Most state courts which have considered the question have come to the legal conclusion that a testifying expert on a professional subject is not required to have a license from the state certifying authority before he/she can testify.
“The prevailing view appears to be that education, training, knowledge, and experience in a given field are the factors that render a witness competent to testify as an expert and qualified to give an opinion on a subject within the scope of his or her expertise, rather than licensing by the state of the forum. In other words, it is not essential that an expert witness have a license and an expert witness is not rendered incompetent to give expert testimony simply on the ground that he or she is not registered nor conducts any practice in a particular state.”
31A Am. Jur. 2d, Expert and Opinion Evidence at 50 (Footnotes omitted) (emphasis supplied).

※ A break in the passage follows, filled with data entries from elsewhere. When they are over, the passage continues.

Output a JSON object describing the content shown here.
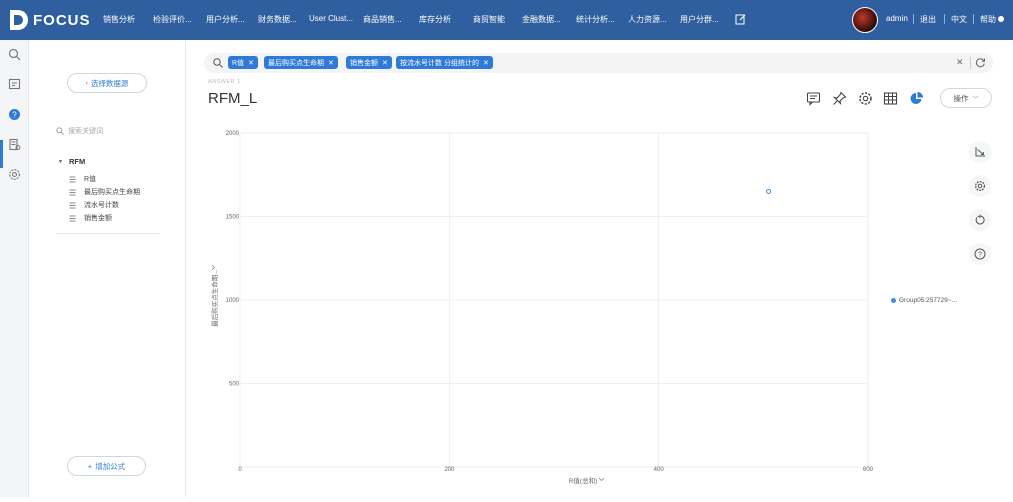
{
  "app": {
    "logo_text": "FOCUS"
  },
  "nav": {
    "items": [
      "销售分析",
      "检验评价...",
      "用户分析...",
      "财务数据...",
      "User Clust...",
      "商品销售...",
      "库存分析",
      "商贸智能",
      "金融数据...",
      "统计分析...",
      "人力资源...",
      "用户分群..."
    ]
  },
  "user": {
    "name": "admin",
    "logout": "退出",
    "language": "中文",
    "help": "帮助"
  },
  "sidebar": {
    "select_source_label": "选择数据源",
    "search_placeholder": "搜索关键词",
    "tree": {
      "root": "RFM",
      "items": [
        "R值",
        "最后购买点生命期",
        "流水号计数",
        "销售金额"
      ]
    },
    "add_formula_label": "增加公式"
  },
  "filter": {
    "chips": [
      "R值",
      "最后购买点生命期",
      "销售金额",
      "按流水号计数 分组统计的"
    ]
  },
  "report": {
    "breadcrumb": "ANSWER 1",
    "title": "RFM_L",
    "operate_label": "操作"
  },
  "colors": {
    "topbar": "#2f5f9f",
    "accent": "#2f7ad6",
    "point": "#3a8ee6"
  },
  "chart_data": {
    "type": "scatter",
    "xlabel": "R值(总和)",
    "ylabel": "最后购买点生命期...",
    "xlim": [
      0,
      600
    ],
    "ylim": [
      0,
      2000
    ],
    "x_ticks": [
      0,
      200,
      400,
      600
    ],
    "y_ticks": [
      500,
      1000,
      1500,
      2000
    ],
    "grid": true,
    "legend_position": "right",
    "series": [
      {
        "name": "Group05:257729~...",
        "points": [
          {
            "x": 505,
            "y": 1650
          }
        ]
      }
    ]
  }
}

Federal Court Practice Tip. In the federal district courts a lawyer may practice law in the federal court even if not licensed to practice in the state in which the federal district lies. Hence it is possible to be licensed to practice law in the federal courts of the state but not in the state itself. Expert attorneys may be licensed in the federal court but not in the state court involved. There is even authority that they may even have an office in the state if the office is limited to the federal court practice.

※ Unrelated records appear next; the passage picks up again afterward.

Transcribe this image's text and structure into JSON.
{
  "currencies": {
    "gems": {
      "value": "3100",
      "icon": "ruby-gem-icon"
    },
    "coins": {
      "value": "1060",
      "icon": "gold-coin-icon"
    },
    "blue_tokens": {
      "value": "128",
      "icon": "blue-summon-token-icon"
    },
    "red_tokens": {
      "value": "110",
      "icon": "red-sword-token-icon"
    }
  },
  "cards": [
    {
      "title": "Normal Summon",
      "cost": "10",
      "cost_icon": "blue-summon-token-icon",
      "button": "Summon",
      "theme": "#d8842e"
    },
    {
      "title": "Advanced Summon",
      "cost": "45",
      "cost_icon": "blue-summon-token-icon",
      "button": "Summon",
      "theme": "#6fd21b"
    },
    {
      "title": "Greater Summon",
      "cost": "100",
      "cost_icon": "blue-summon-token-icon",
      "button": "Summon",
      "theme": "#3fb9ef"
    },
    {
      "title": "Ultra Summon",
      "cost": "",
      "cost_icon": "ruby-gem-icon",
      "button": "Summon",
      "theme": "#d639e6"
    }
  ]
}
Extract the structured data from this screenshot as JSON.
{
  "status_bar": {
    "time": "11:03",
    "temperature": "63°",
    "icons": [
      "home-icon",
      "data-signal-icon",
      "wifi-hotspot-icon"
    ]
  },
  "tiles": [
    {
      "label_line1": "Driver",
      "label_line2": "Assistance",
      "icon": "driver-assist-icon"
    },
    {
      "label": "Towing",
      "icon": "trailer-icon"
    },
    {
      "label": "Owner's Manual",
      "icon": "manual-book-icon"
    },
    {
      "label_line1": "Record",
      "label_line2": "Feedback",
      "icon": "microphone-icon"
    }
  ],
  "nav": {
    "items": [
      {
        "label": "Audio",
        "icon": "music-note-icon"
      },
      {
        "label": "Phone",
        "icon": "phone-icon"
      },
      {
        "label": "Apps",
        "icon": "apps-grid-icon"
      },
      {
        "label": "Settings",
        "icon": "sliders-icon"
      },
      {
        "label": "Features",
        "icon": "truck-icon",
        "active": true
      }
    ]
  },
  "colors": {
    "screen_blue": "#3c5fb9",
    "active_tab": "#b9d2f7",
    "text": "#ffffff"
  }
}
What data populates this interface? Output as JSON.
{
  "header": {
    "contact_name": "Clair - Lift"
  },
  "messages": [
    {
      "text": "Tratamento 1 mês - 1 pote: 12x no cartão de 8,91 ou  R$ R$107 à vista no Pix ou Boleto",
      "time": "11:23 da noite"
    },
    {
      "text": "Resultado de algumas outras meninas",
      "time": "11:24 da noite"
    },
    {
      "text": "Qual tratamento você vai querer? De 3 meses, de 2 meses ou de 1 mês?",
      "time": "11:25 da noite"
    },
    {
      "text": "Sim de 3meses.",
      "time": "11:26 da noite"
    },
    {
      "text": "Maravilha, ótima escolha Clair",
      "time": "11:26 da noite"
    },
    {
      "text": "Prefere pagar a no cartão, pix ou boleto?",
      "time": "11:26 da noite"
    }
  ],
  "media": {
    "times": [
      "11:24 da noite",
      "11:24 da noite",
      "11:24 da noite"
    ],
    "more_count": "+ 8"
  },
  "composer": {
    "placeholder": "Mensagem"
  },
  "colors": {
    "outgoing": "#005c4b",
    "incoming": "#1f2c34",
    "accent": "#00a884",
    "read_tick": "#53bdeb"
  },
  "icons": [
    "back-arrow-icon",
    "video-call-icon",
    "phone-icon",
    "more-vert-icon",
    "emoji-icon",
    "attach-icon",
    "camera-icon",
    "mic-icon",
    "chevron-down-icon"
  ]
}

“Once it is determined that there is a conflict between a valid federal law and a state law, the state law must give way….The Office of Disciplinary Counsel cannot point to any authority indicating that a federal court’s power to determine who may practice law before it depends on the type of cases a lawyer intends to practice. Under 28 U.S.C. §§ 1654 & 2071 and the local rules, the Eastern District of Pennsylvania has the authority to determine who may practice law before it regardless of the extent to which a lawyer’s practice might involve questions of state law. We therefore reject the argument that the intertwining of state and federal law somehow “preclude[s] a finding of federal preemption.”
Surrick v. Killion, 449 F.3d 520 (3d Cir. 06/02/2006)
See also Opinion 17-06 of the Unauthorized Practice of Law Committee of the U.S. Court of Appeals for the District of Columbia Circuit, and Opinion 210 of the Virginia State Bar. But contra, Pennsylvania Office of Disciplinary Counsel v. Marcone, 855 A. 2d 654 (2004).